The alternatives, one preacher insists, are "a humanistic state or a God-centered government," and another declares, "The choice is Christian morality or no morality." The reconstructionists appear to see capitalism as divinely inspired. A former Jewish Marxist who now heads a Christian businessmen's group in California says, "We'll win in the marketplace."
One small reconstructionist church visited by the camera has a lot of empty pews; that's reassuring. But an Atlanta "mega-church" that vibrates with charismatic revelry and reconstructionist rhetoric is thriving. Edwin Meese, the (for lack of a better term) attorney general, courted members of the movement by speaking at an evangelical Christian conference in September.
And, almost as ominously -- in some strange way -- Moyers reports that Mr. T, the bejeweled and bechained TV star, is among the true believers.

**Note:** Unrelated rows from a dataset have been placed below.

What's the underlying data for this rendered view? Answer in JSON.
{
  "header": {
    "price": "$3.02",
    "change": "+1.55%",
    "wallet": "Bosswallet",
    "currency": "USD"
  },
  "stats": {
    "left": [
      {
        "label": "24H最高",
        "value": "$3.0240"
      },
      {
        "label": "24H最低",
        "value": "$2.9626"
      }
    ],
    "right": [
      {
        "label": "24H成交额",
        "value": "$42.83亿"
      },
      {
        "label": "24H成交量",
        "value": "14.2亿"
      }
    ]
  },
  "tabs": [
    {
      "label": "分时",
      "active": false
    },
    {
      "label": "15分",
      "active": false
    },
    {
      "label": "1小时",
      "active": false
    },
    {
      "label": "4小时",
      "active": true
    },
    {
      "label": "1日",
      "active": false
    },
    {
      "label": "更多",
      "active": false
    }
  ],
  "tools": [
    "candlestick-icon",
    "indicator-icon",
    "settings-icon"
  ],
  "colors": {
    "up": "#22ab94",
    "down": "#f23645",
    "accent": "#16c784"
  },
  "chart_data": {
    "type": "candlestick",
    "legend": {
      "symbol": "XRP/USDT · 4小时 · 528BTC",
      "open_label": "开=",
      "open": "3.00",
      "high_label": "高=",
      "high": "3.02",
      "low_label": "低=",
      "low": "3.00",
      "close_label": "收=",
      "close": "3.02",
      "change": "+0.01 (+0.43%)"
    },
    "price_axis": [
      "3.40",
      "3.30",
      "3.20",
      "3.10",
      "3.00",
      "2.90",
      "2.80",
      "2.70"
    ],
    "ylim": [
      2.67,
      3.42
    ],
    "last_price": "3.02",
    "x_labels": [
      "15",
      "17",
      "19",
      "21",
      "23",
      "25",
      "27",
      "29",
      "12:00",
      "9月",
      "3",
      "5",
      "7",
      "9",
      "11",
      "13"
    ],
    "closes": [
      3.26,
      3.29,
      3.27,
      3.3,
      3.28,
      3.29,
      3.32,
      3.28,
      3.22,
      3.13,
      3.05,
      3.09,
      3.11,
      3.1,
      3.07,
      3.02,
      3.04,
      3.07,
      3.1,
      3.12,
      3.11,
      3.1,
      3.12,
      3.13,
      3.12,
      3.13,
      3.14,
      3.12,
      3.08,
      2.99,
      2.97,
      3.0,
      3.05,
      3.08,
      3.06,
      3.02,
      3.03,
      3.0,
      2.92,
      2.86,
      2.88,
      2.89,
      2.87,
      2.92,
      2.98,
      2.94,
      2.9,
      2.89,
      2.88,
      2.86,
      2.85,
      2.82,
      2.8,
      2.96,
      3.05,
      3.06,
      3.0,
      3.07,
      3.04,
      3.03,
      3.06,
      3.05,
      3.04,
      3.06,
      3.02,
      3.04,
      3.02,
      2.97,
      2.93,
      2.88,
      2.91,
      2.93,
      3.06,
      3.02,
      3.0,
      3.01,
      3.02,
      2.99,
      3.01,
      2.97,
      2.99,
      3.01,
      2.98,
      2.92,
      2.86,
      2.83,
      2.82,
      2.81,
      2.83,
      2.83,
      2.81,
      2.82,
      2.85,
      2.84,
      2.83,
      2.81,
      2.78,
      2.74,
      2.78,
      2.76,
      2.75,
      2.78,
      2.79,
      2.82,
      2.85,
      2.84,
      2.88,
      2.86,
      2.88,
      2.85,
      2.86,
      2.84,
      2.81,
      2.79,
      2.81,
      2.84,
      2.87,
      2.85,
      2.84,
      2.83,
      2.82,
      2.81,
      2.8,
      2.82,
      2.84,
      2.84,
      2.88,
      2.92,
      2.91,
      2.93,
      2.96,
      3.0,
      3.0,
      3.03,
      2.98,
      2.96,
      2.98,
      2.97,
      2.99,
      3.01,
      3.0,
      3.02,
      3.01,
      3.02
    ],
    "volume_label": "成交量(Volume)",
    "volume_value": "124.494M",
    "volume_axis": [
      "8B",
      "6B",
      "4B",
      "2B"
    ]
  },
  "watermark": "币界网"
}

Talk of today's Christian-educated children being "the army that's going to take the future" is unnerving as well. One could laugh off the reconstructionists as ridiculists, but today's radical freak is tomorrow's Time cover. Moyers establishes beyond a doubt that the reconstructionists bear watching.
Producers Greg Pratt and Jan Falstad did a rather feeble job of adding visuals to the report; there are innumerable cliche'd views of Washington monuments and public buildings. Maybe if there were a church or religious symbol in the same shot these would make some sort of comment or contribution. As it is, they are just ornamental. Some of the computer graphic effects are jarring.
Moyers continues to scrutinize the toughest subjects with exemplary perseverance. True, he does feel the urge to sermonize at the end, but we've grown to expect that of Parson Bill. Mostly he lets the interview subjects tell their own story -- one that adds a little extra chill to the dry December air.